Après sa refonte de 2013, qui l'a vu passer au refroidissement mixte air / eau, le bon gros flat twin de 1170 cm3 a été euroquatrifié et au passage, son régime de puissance grimpe de 50 tr/min (à 7750 désormais). Il n'a pas perdu au change, en conservant des performances de premier plan : 125 ch et 125 Nm de couple, ce n'est pas ridicule du tout, même si chez les gros trails, Ducati et KTM n'hésitent pas à afficher des puissances de 160 chevaux. Reste à savoir si les gens ont vraiment besoin d'un trail qui prend 250 km/h au compteur.

Le flat-twin de la BMW R 1200 GS

Assez volubile par le passé (et d'ailleurs, trop aux yeux - voire aux oreilles - de certains), le flat twin Euro 4 délivre aujourd'hui une sonorité plus feutrée, moins présente à bas régime. C'est plus agréable pour un usage quotidien de même que sur long parcours.

Le shifter Pro est un atout, là aussi, notamment en conduite dynamique où "on s'la pète comme les pilotes !". S'il est efficace, il reste cependant une petite inertie dans le feeling de la chaîne cinématique qui fait que l'on ne peut pas oublier qu'on est au guidon d'une machine à cardan.

En ville

Gros gabarit, grosses inquiétudes au moment de faire de l'interfile, avec le sentiment qu'on va, soit rester tanké derrière les voitures, soit tout arracher avec les cylindres qui dépassent. Eh bien non.

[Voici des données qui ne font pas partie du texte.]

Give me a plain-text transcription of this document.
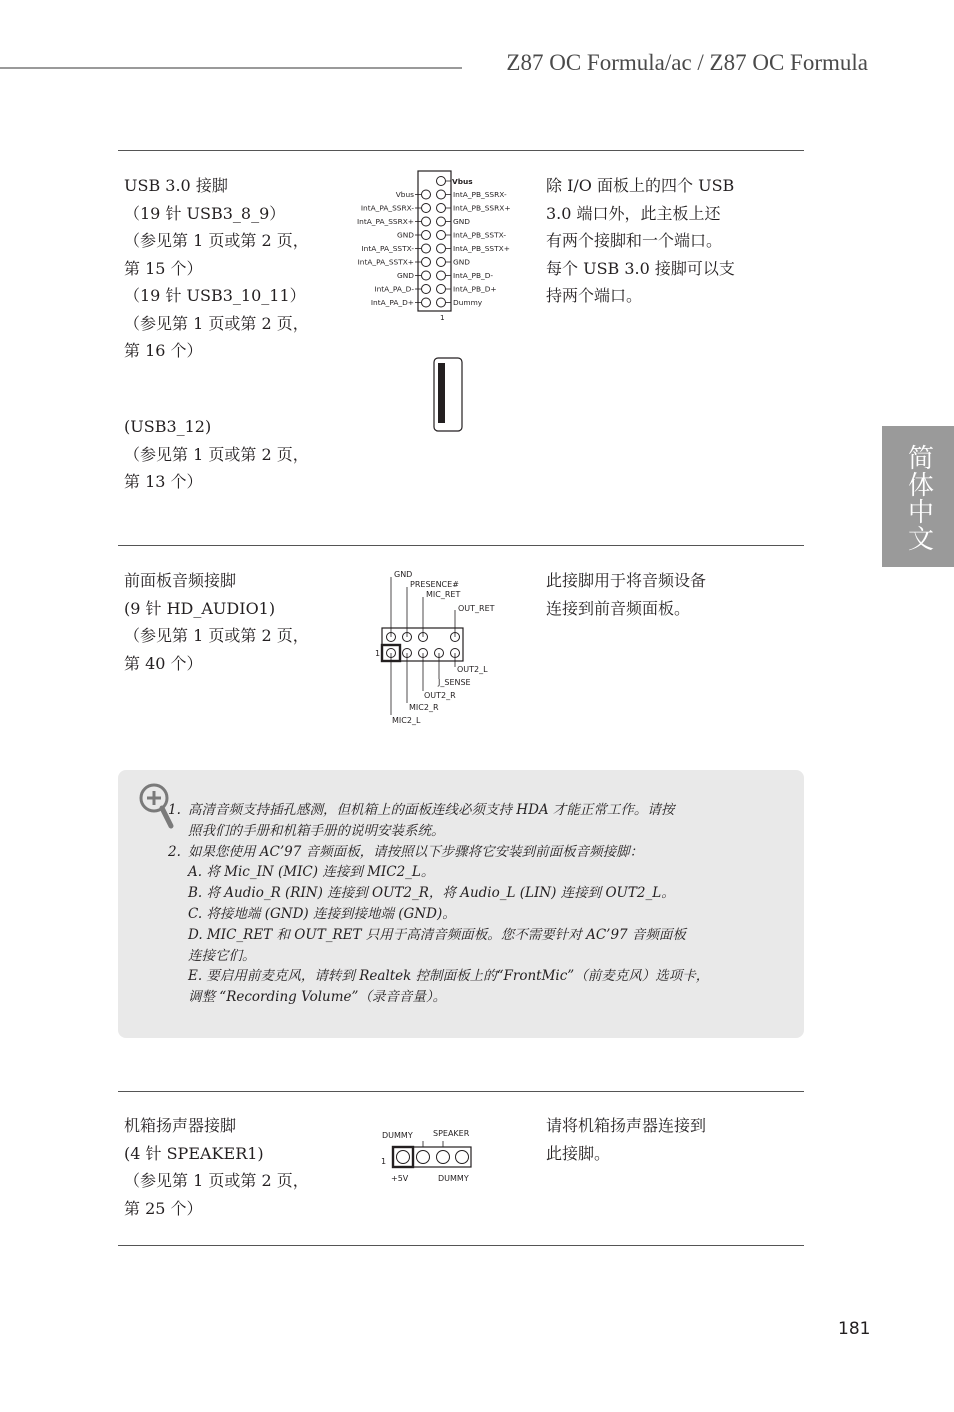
Z87 OC Formula/ac / Z87 OC Formula
简体中文
USB 3.0 接脚
（19 针 USB3_8_9）
（参见第 1 页或第 2 页，
第 15 个）
（19 针 USB3_10_11）
（参见第 1 页或第 2 页，
第 16 个）
(USB3_12)
（参见第 1 页或第 2 页，
第 13 个）
除 I/O 面板上的四个 USB
3.0 端口外，此主板上还
有两个接脚和一个端口。
每个 USB 3.0 接脚可以支
持两个端口。
Vbus
Vbus
IntA_PA_SSRX-
IntA_PA_SSRX+
GND
IntA_PA_SSTX-
IntA_PA_SSTX+
GND
IntA_PA_D-
IntA_PA_D+
IntA_PB_SSRX-
IntA_PB_SSRX+
GND
IntA_PB_SSTX-
IntA_PB_SSTX+
GND
IntA_PB_D-
IntA_PB_D+
Dummy
1
前面板音频接脚
(9 针 HD_AUDIO1)
（参见第 1 页或第 2 页，
第 40 个）
此接脚用于将音频设备
连接到前音频面板。
GND
PRESENCE#
MIC_RET
OUT_RET
OUT2_L
J_SENSE
OUT2_R
MIC2_R
MIC2_L
1
1. 高清音频支持插孔感测，但机箱上的面板连线必须支持 HDA 才能正常工作。请按
照我们的手册和机箱手册的说明安装系统。
2. 如果您使用 AC’97 音频面板，请按照以下步骤将它安装到前面板音频接脚：
A. 将 Mic_IN (MIC) 连接到 MIC2_L。
B. 将 Audio_R (RIN) 连接到 OUT2_R，将 Audio_L (LIN) 连接到 OUT2_L。
C. 将接地端 (GND) 连接到接地端 (GND)。
D. MIC_RET 和 OUT_RET 只用于高清音频面板。您不需要针对 AC’97 音频面板
连接它们。
E. 要启用前麦克风，请转到 Realtek 控制面板上的“FrontMic”（前麦克风）选项卡，
调整 “Recording Volume”（录音音量）。
机箱扬声器接脚
(4 针 SPEAKER1)
（参见第 1 页或第 2 页，
第 25 个）
请将机箱扬声器连接到
此接脚。
DUMMY	SPEAKER
1
+5V	DUMMY
181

Certes, quand c'est vraiment serré, la largeur du guidon et des rétros devient handicapante, car elle se situe au niveau des rétros des camionnettes et des gros SUV ; néanmoins, elles ont le mérite de passer au-dessus de ceux des voitures normales.

Bon rayon de braquage, commandes douces, rétroviseurs qui ne vibrent pas : tout va bien, sinon, d'autant que le flat twin est, dans cette définition Euro 4, encore plus souple qu'il ne l'était dans mes souvenirs des versions précédentes.

La BMW R 1200 GS en ligne droite

Sur autoroute et grandes routes

Une GS est faite pour dévorer le bitume et celle-ci ne déroge pas à sa réputation. La bulle basse est inutile dans ce cas et on en prend un peu plein la tronche. A savoir pour ceux qui achèteront la version Rallye. Sinon, là encore, c'est que du bon. La selle est moelleuse, les suspensions sont moelleuses, le moteur est... moelleux ? On peut dire "moelleux" d'un moteur ? Eh bien oui, car il surprend en permanence par ce mélange unique de douceur, de vigueur, de réponse et de progressivité. Alors oui, il existe des engins plus puissants sur le marché, mais une fois sur la route et en pesant tout, on se dit que le flat s'accorde magnifiquement bien avec le châssis de la GS et avec l'esprit du voyage sur un gros trail.

Essai de la BMW R 1200 GS sur route

Sur les longs parcours, le moteur et l'échappement moins sonores que par le passé sont une bonne chose. A 130 km/h sur le dernier rapport, le flat-twin tourne à un peu moins de 5000 tr/min. Le régulateur de vitesse est un plus pour ne pas prendre une prune. Et la stabilité ne pose évidemment aucun problème.

Sur départementales

Y'a d'la joie ! C'est ce que l'on se met à fredonner, au guidon, quand on arrive sur l'une de ces petites lignes jaunes qui serpentent sur les cartes Michelin. Car la GS, ici plus qu'ailleurs, est faite pour cet environnement. Entre la plage d'utilisation très étendue du moteur (mais qui s'épanouit tellement à être utilisé sur le couple, même en roulant vite) et le châssis qui fait montre d'un équilibre surnaturel, le cocktail est vraiment détonnant.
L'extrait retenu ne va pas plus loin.